The thing you're missing is our system is working exactly like it's supposed to for rich people.

iLoveOncall 6 hours ago|||
Meanwhile all AI face recognition software works poorely on non-caucasians.
dylan604 6 hours ago||
With this administration, I think that is a feature not a bug
preisschild 3 hours ago|||
Yeah its not like the "AI" manufacturers have their own biases that are reflected in the model.

For example, Deepseek won't give you critical information about the communist party and Grok won't criticise Elon Musk

mindslight 6 hours ago|||
Why do you write so many low-effort, disingenuous, inflammatory comments? They're "not even wrong", yet they just suck energy right out of productive discussion as people inevitably respond to one part of your broken framing, and then they're off to the races arguing about nonsense.

The main problem with the law not being applied evenly is structural - how do you get the people tasked with enforcing the law to enforce the law against their own ingroup? "AI" and the surveillance society will not solve this, rather they are making it ten times worse.

charcircuit 5 hours ago|||
I want to share my opinion even if I know that it may not be a popular one on HN. I am not trying to maximize my reputation by always posting what I believe will get the most upvotes, but instead I prioritize sharing my opinion.

>people inevitably respond to one part of your broken framing, and then they're off to the races arguing about nonsense.

I agree that this unproductive.
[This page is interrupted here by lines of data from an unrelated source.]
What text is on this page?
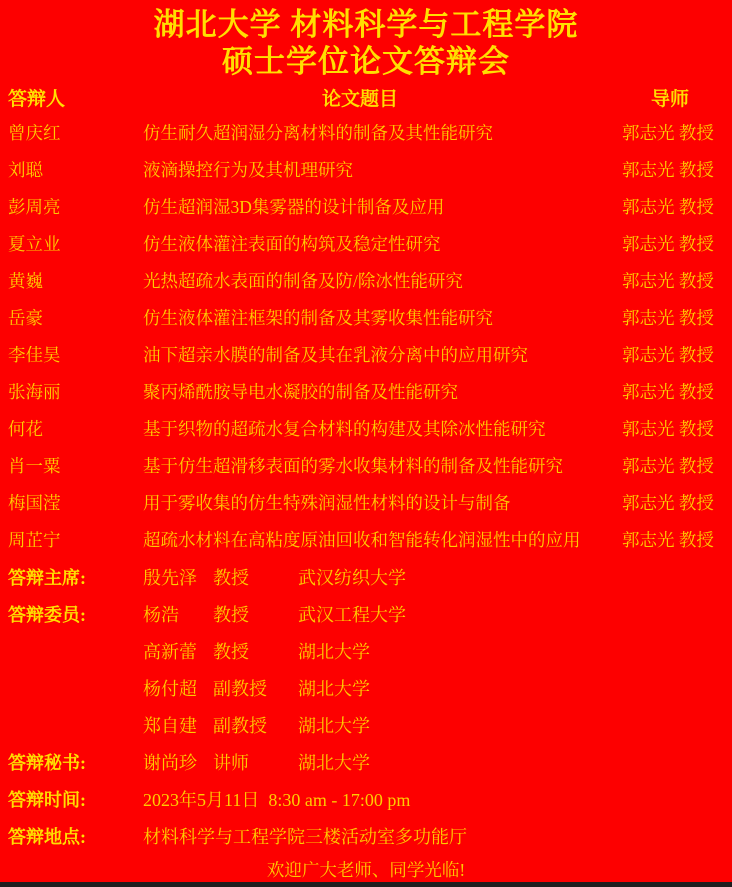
湖北大学 材料科学与工程学院
硕士学位论文答辩会
答辩人	论文题目	导师
曾庆红	仿生耐久超润湿分离材料的制备及其性能研究	郭志光 教授
刘聪	液滴操控行为及其机理研究	郭志光 教授
彭周亮	仿生超润湿3D集雾器的设计制备及应用	郭志光 教授
夏立业	仿生液体灌注表面的构筑及稳定性研究	郭志光 教授
黄巍	光热超疏水表面的制备及防/除冰性能研究	郭志光 教授
岳豪	仿生液体灌注框架的制备及其雾收集性能研究	郭志光 教授
李佳昊	油下超亲水膜的制备及其在乳液分离中的应用研究	郭志光 教授
张海丽	聚丙烯酰胺导电水凝胶的制备及性能研究	郭志光 教授
何花	基于织物的超疏水复合材料的构建及其除冰性能研究	郭志光 教授
肖一粟	基于仿生超滑移表面的雾水收集材料的制备及性能研究	郭志光 教授
梅国滢	用于雾收集的仿生特殊润湿性材料的设计与制备	郭志光 教授
周芷宁	超疏水材料在高粘度原油回收和智能转化润湿性中的应用	郭志光 教授
答辩主席:	殷先泽 教授	武汉纺织大学
答辩委员:	杨浩	教授	武汉工程大学
高新蕾 教授	湖北大学
杨付超 副教授	湖北大学
郑自建 副教授	湖北大学
答辩秘书:	谢尚珍 讲师	湖北大学
答辩时间:	2023年5月11日  8:30 am - 17:00 pm
答辩地点:	材料科学与工程学院三楼活动室多功能厅
欢迎广大老师、同学光临!
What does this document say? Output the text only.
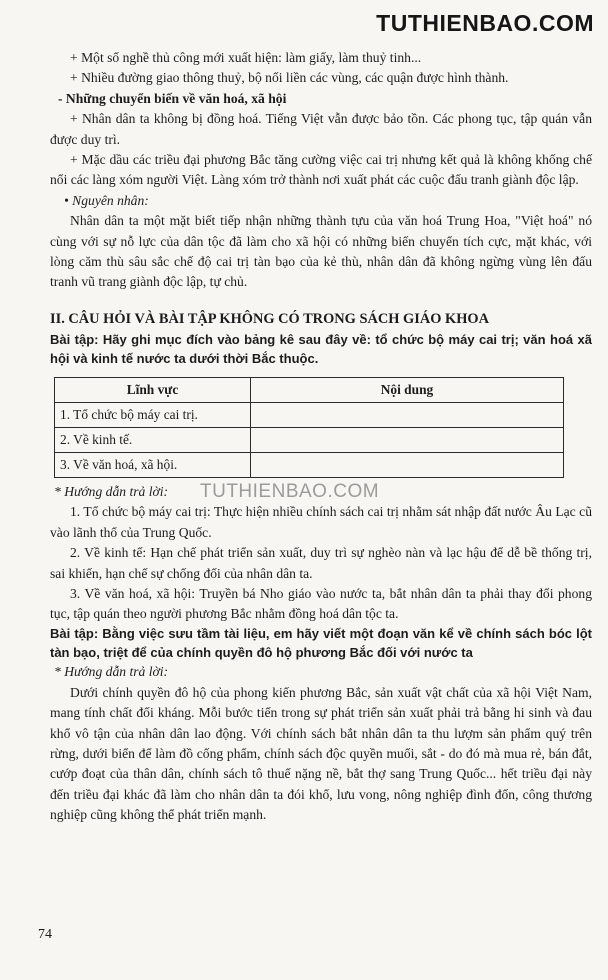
TUTHIENBAO.COM

+ Một số nghề thủ công mới xuất hiện: làm giấy, làm thuỷ tinh...

+ Nhiều đường giao thông thuỷ, bộ nối liền các vùng, các quận được hình thành.

- Những chuyển biến về văn hoá, xã hội

+ Nhân dân ta không bị đồng hoá. Tiếng Việt vẫn được bảo tồn. Các phong tục, tập quán vẫn được duy trì.

+ Mặc dầu các triều đại phương Bắc tăng cường việc cai trị nhưng kết quả là không khống chế nổi các làng xóm người Việt. Làng xóm trở thành nơi xuất phát các cuộc đấu tranh giành độc lập.

• Nguyên nhân:

Nhân dân ta một mặt biết tiếp nhận những thành tựu của văn hoá Trung Hoa, "Việt hoá" nó cùng với sự nỗ lực của dân tộc đã làm cho xã hội có những biến chuyển tích cực, mặt khác, với lòng căm thù sâu sắc chế độ cai trị tàn bạo của kẻ thù, nhân dân đã không ngừng vùng lên đấu tranh vũ trang giành độc lập, tự chủ.

II. CÂU HỎI VÀ BÀI TẬP KHÔNG CÓ TRONG SÁCH GIÁO KHOA

Bài tập: Hãy ghi mục đích vào bảng kê sau đây về: tổ chức bộ máy cai trị; văn hoá xã hội và kinh tế nước ta dưới thời Bắc thuộc.

Lĩnh vực	Nội dung
1. Tổ chức bộ máy cai trị.	
2. Về kinh tế.	
3. Về văn hoá, xã hội.	

* Hướng dẫn trả lời:

1. Tổ chức bộ máy cai trị: Thực hiện nhiều chính sách cai trị nhằm sát nhập đất nước Âu Lạc cũ vào lãnh thổ của Trung Quốc.

2. Về kinh tế: Hạn chế phát triển sản xuất, duy trì sự nghèo nàn và lạc hậu để dễ bề thống trị, sai khiến, hạn chế sự chống đối của nhân dân ta.

3. Về văn hoá, xã hội: Truyền bá Nho giáo vào nước ta, bắt nhân dân ta phải thay đổi phong tục, tập quán theo người phương Bắc nhằm đồng hoá dân tộc ta.

Bài tập: Bằng việc sưu tầm tài liệu, em hãy viết một đoạn văn kể về chính sách bóc lột tàn bạo, triệt để của chính quyền đô hộ phương Bắc đối với nước ta

* Hướng dẫn trả lời:

Dưới chính quyền đô hộ của phong kiến phương Bắc, sản xuất vật chất của xã hội Việt Nam, mang tính chất đối kháng. Mỗi bước tiến trong sự phát triển sản xuất phải trả bằng hi sinh và đau khổ vô tận của nhân dân lao động. Với chính sách bắt nhân dân ta thu lượm sản phẩm quý trên rừng, dưới biển để làm đồ cống phẩm, chính sách độc quyền muối, sắt - do đó mà mua rẻ, bán đắt, cướp đoạt của thân dân, chính sách tô thuế nặng nề, bắt thợ sang Trung Quốc... hết triều đại này đến triều đại khác đã làm cho nhân dân ta đói khổ, lưu vong, nông nghiệp đình đốn, công thương nghiệp cũng không thể phát triển mạnh.

TUTHIENBAO.COM
74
When people have two very different viewpoints it is hard for that gap to be bridged. I don't want to lay out my entire world view and argument from fist principals because it would take too much time and I doubt anyone would read it. Call it low effort if you want, but at least discussions don't turn into a collection of a single belief.
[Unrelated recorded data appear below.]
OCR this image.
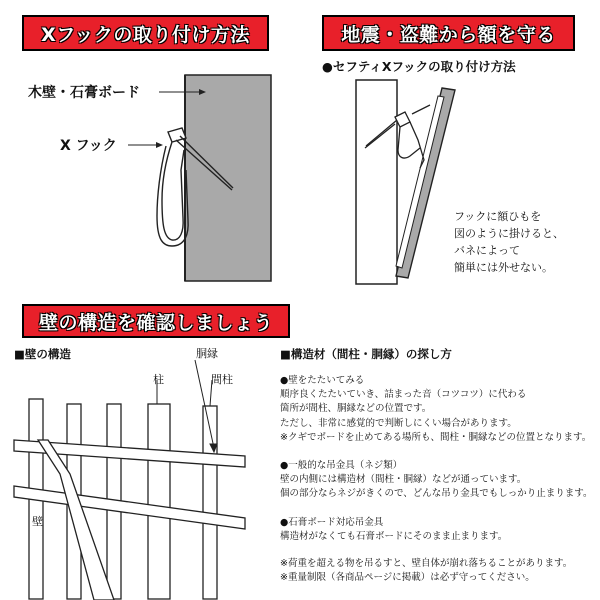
Xフックの取り付け方法
木壁・石膏ボード
X フック
地震・盗難から額を守る
●セフティXフックの取り付け方法
フックに額ひもを
図のように掛けると、
バネによって
簡単には外せない。
壁の構造を確認しましょう
■壁の構造	胴縁
柱	間柱
壁
■構造材（間柱・胴縁）の探し方
●壁をたたいてみる
順序良くたたいていき、詰まった音（コツコツ）に代わる
箇所が間柱、胴縁などの位置です。
ただし、非常に感覚的で判断しにくい場合があります。
※クギでボードを止めてある場所も、間柱・胴縁などの位置となります。
●一般的な吊金具（ネジ類）
壁の内側には構造材（間柱・胴縁）などが通っています。
個の部分ならネジがきくので、どんな吊り金具でもしっかり止まります。
●石膏ボード対応吊金具
構造材がなくても石膏ボードにそのまま止まります。
※荷重を超える物を吊るすと、壁自体が崩れ落ちることがあります。
※重量制限（各商品ページに掲載）は必ず守ってください。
>how do you get the people tasked with enforcing the law to enforce the law against their own ingroup?

Ultimately law enforcement is responsible to the people so if the people don't want it then it will be hard to change. In regards to avoiding ingroup preference it would be worth coming up with ways of auditing cases that are not being looked into and having AI try to find patterns in what is causing it. The summaries of these patterns could be made public to allow voters and other officals to react to such information and apply needed changes to the system.

throwway120385 3 hours ago||
I think a good first step to policing the police is to have any use of violence by law enforcement be put to trial in court. They would have all of the same constitutional protections as any other defendant and "I was an officer of the law carrying out my duty" would be a reasonable mitigating factor. There would be no need to jail them or require bond or arraignment or any of that, but they would have to show up for the trial and demonstrate why use of force was necessary.
anigbrowl 4 hours ago|||
They're "not even wrong", yet they just suck energy right out of productive discussion

You answered your own question - it's straight up bait.

Ar-Curunir 6 hours ago||
LE has been getting increasingly advanced technology over the years. The only thing that’s increased is their ability to repress and oppress.

Go lick boots elsewhere.

josefritzishere 6 hours ago|
Skynet. "You only postponed it. Judgment Day is inevitable."